There are only a few approaches currently available to help companies offset their Bitcoin carbon emissions, with Sandner commenting that transaction fees become more important as the Bitcoin network ages. As such, he believes that companies must consider a transaction-based approach when it comes to ensuring carbon neutrality.
Schaub further pointed out that the source of electricity being used should be taken into account, noting that the model developed by INTAS.tech and the Frankfurt School Blockchain Center looked at the energy mix as applied in the United States and Germany: “This ensures that we can observe more miners becoming aware of this topic and are looking for electricity from renewable sources.”

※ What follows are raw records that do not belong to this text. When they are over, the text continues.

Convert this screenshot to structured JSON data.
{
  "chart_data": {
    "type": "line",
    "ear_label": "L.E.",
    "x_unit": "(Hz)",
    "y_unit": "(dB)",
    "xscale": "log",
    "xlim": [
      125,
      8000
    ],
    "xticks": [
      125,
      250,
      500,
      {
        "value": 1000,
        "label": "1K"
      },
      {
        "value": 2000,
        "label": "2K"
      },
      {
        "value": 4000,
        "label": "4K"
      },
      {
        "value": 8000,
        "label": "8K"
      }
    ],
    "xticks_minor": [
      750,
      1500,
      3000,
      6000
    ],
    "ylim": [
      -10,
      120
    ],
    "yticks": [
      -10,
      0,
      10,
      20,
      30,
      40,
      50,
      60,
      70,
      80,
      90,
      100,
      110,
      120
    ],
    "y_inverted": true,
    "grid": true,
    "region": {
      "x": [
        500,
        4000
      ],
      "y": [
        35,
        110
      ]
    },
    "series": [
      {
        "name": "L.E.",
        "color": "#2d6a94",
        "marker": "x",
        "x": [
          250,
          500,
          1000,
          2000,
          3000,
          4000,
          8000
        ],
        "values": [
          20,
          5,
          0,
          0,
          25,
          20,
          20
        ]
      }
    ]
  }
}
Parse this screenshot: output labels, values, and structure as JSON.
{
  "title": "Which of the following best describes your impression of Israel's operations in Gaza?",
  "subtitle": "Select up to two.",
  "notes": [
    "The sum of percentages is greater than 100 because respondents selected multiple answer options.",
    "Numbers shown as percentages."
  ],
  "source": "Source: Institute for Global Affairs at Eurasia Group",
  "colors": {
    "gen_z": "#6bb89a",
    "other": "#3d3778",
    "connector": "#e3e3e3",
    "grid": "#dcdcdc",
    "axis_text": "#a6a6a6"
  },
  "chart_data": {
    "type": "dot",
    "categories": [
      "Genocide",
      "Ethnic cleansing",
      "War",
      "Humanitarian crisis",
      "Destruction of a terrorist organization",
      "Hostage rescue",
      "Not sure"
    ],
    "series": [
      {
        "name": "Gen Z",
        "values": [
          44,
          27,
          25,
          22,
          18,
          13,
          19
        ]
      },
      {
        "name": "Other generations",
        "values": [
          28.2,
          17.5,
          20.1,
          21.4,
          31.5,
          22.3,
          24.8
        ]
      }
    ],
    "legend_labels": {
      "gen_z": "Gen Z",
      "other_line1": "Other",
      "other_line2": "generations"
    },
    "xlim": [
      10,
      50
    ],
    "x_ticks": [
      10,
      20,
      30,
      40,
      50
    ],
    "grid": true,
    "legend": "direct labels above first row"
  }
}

In addition to exchanges like BitMEX developing models to calculate Bitcoin carbon emissions, some ETFs are doing the same. For instance, Canadian Bitcoin ETF issuer Ninepoint Partners launched a carbon-neutral Bitcoin ETF in May 2021. Alex Tapscott, managing director of digital assets at Ninepoint, told Cointelegraph that while this was the right thing to do, it also benefits the business as a whole:
“Many investors with ESG requirements were concerned about Bitcoin’s footprint and have stayed on the sideline. We wanted to make it easier for them to be stakeholders and participate in Bitcoin’s upside.”

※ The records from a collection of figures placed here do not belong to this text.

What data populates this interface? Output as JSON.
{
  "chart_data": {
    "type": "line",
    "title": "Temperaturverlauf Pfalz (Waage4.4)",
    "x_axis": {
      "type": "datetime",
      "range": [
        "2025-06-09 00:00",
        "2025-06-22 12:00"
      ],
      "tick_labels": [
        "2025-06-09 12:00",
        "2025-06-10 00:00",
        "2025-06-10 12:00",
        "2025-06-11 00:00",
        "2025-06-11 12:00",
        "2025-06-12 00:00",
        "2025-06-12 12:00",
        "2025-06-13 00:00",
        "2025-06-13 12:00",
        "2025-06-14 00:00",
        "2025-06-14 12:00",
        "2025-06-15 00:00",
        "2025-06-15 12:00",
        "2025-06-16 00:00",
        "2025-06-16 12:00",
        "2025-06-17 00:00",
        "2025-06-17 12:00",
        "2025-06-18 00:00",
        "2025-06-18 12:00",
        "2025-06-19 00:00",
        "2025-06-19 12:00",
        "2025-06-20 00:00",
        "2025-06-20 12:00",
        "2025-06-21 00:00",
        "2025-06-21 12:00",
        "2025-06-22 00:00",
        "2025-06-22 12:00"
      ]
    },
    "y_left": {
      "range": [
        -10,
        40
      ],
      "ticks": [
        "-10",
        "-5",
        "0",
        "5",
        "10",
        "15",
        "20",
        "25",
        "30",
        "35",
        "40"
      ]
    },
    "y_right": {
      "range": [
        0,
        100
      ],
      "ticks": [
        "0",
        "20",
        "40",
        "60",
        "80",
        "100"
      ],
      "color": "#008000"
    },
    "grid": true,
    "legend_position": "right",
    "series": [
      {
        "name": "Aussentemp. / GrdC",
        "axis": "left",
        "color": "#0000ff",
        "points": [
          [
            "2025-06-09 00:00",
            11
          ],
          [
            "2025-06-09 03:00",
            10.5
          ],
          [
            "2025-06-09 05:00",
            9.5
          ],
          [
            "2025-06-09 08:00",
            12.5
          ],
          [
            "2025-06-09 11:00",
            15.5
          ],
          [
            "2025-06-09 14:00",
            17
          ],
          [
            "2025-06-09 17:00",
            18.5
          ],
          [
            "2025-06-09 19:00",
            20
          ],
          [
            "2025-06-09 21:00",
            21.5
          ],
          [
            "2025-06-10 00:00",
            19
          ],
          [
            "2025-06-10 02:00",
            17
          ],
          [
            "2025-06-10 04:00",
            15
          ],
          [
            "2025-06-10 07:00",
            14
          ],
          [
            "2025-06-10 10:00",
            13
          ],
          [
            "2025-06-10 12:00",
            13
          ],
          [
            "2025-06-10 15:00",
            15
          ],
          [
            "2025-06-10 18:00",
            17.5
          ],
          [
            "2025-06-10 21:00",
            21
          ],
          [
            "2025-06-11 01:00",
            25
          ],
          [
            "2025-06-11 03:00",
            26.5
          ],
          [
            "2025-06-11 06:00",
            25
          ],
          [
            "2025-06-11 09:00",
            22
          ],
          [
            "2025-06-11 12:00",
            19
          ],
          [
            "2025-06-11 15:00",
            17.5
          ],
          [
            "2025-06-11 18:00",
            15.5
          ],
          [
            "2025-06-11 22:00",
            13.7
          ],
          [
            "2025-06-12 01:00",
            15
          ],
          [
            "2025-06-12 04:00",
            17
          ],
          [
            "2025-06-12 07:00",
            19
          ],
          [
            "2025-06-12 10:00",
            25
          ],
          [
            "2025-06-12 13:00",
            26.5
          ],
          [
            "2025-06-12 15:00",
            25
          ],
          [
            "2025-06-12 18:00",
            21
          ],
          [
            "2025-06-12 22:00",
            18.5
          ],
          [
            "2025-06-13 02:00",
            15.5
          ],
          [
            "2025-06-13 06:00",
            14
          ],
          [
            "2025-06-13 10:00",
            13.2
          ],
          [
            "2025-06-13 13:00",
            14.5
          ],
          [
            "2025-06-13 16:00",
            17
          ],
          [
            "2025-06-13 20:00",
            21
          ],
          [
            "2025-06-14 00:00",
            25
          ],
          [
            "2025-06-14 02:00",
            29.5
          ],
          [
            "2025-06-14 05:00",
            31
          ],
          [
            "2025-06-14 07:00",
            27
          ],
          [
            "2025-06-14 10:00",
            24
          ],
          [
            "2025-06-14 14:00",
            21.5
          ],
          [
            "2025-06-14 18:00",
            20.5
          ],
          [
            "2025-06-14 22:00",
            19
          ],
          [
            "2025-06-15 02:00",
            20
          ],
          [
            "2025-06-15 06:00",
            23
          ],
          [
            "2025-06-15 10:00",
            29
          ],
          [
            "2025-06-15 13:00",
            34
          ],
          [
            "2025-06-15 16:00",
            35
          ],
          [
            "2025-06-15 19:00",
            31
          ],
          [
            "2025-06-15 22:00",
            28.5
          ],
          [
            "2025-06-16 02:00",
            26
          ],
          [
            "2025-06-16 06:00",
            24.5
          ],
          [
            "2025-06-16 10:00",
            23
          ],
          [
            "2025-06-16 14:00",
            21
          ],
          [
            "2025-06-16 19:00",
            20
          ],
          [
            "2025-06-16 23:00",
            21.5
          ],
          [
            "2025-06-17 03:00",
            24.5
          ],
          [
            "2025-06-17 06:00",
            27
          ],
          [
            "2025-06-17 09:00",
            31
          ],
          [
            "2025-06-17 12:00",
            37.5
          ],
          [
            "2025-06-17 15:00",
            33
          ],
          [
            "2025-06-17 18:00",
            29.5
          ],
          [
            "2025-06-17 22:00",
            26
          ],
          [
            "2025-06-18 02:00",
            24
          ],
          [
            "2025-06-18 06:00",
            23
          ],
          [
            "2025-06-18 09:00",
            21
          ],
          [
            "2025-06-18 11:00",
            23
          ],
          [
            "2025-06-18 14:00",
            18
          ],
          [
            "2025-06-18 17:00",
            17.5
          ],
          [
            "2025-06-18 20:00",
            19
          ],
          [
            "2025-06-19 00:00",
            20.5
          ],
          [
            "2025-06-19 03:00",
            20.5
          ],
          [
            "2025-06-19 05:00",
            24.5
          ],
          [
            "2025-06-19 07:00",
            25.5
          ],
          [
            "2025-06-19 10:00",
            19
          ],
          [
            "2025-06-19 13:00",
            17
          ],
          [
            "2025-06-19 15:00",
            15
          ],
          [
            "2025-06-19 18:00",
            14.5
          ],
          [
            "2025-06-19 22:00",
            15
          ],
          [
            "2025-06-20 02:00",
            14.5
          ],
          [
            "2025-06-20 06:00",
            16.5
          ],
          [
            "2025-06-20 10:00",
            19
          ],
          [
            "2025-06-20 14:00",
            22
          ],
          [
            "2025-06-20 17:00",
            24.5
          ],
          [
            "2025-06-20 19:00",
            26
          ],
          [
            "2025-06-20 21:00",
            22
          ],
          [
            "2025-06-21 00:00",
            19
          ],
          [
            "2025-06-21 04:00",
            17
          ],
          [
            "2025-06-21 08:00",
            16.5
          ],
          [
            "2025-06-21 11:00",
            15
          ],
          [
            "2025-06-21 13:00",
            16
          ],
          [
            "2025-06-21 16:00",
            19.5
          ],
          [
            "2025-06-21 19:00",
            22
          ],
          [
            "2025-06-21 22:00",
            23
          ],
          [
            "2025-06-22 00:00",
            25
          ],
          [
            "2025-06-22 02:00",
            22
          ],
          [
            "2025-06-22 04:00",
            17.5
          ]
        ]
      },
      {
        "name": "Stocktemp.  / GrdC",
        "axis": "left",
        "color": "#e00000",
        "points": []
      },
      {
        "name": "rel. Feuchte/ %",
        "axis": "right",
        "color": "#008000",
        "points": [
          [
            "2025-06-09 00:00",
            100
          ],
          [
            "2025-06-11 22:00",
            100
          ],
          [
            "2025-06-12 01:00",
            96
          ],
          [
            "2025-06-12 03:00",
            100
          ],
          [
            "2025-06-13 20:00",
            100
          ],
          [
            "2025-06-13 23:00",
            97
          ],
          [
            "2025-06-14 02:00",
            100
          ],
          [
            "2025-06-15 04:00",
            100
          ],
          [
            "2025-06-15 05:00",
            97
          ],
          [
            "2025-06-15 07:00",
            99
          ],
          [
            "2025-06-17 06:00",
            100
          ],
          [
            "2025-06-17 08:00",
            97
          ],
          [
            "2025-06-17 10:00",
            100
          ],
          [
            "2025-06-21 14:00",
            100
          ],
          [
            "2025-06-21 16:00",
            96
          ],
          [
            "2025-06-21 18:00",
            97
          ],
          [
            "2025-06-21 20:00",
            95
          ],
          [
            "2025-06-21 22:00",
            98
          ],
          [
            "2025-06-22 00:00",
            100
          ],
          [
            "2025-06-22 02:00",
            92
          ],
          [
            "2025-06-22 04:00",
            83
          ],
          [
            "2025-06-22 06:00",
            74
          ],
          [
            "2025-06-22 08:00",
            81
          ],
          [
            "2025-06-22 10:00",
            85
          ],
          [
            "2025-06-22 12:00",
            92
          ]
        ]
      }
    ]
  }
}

Tapscott added that oftentimes, the investors in Bitcoin funds, along with the miners themselves, are the ones demanding that the industry be more sustainable. Given this, Tapscott believes that in 10 years, Bitcoin will be close to 100% renewable: “It may even help subsidize the development of renewable projects because it’s a rough and ready buyer you can place at source. In the meantime, carbon offsetting is a good way to bridge the gap.”
How accurate are these models?
Although it’s becoming more important for various companies to offset their Bitcoin carbon emissions, it’s vital to recognize the challenges associated with the models discussed.

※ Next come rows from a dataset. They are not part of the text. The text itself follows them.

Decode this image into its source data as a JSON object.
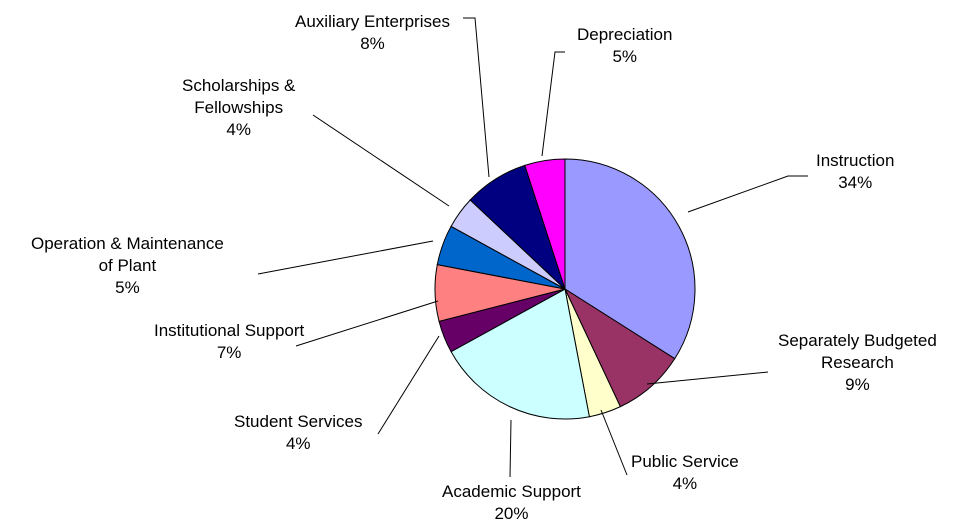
{
  "chart_data": {
    "type": "pie",
    "title": "",
    "start": "top, clockwise",
    "slices": [
      {
        "name": "Instruction",
        "name_lines": [
          "Instruction"
        ],
        "pct_label": "34%",
        "value": 34,
        "color": "#9999FF"
      },
      {
        "name": "Separately Budgeted Research",
        "name_lines": [
          "Separately Budgeted",
          "Research"
        ],
        "pct_label": "9%",
        "value": 9,
        "color": "#993366"
      },
      {
        "name": "Public Service",
        "name_lines": [
          "Public Service"
        ],
        "pct_label": "4%",
        "value": 4,
        "color": "#FFFFCC"
      },
      {
        "name": "Academic Support",
        "name_lines": [
          "Academic Support"
        ],
        "pct_label": "20%",
        "value": 20,
        "color": "#CCFFFF"
      },
      {
        "name": "Student Services",
        "name_lines": [
          "Student Services"
        ],
        "pct_label": "4%",
        "value": 4,
        "color": "#660066"
      },
      {
        "name": "Institutional Support",
        "name_lines": [
          "Institutional Support"
        ],
        "pct_label": "7%",
        "value": 7,
        "color": "#FF8080"
      },
      {
        "name": "Operation & Maintenance of Plant",
        "name_lines": [
          "Operation & Maintenance",
          "of Plant"
        ],
        "pct_label": "5%",
        "value": 5,
        "color": "#0066CC"
      },
      {
        "name": "Scholarships & Fellowships",
        "name_lines": [
          "Scholarships &",
          "Fellowships"
        ],
        "pct_label": "4%",
        "value": 4,
        "color": "#CCCCFF"
      },
      {
        "name": "Auxiliary Enterprises",
        "name_lines": [
          "Auxiliary Enterprises"
        ],
        "pct_label": "8%",
        "value": 8,
        "color": "#000080"
      },
      {
        "name": "Depreciation",
        "name_lines": [
          "Depreciation"
        ],
        "pct_label": "5%",
        "value": 5,
        "color": "#FF00FF"
      }
    ]
  }
}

For instance, Sandner remarked that all of the numbers compiled within the model he helped create are changing over time. “The hashrate is changing for example, as we recently saw with the Chinese mining ban. The hashrate dropped by 50%.” As a result, Sandner is aware that the fluctuations of metrics must be taken into consideration. He added that each country has a different mix of CO2 intense energy, noting that Norway tends to be greener than other regions. Lastly, Sandner pointed out that the carbon prices need to be carefully observed, adding that prices have been increasing during December.
Related: Point of no return? Crypto investment products could be key to mass adoption
Moreover, a BitMEX spokesperson mentioned that the company’s formula is not a perfect methodology, noting that the exchange expects and welcomes critique. However, the company believes that the formula does improve on other estimates out there. According to the post, the equation used is fairly simple, as only average Bitcoin prices are leveraged rather than estimates of Bitcoin mining electricity costs.
Sandner ultimately believes that the largest share of work to be done is still ahead, noting that most of these approaches are still emerging:
“The Bitcoin mining council in the U.S. for instance is trying to find new models. Once these methods have been developed then companies will need to adopt them, but it’s still too early. Awareness is starting to emerge, but this is just the beginning.”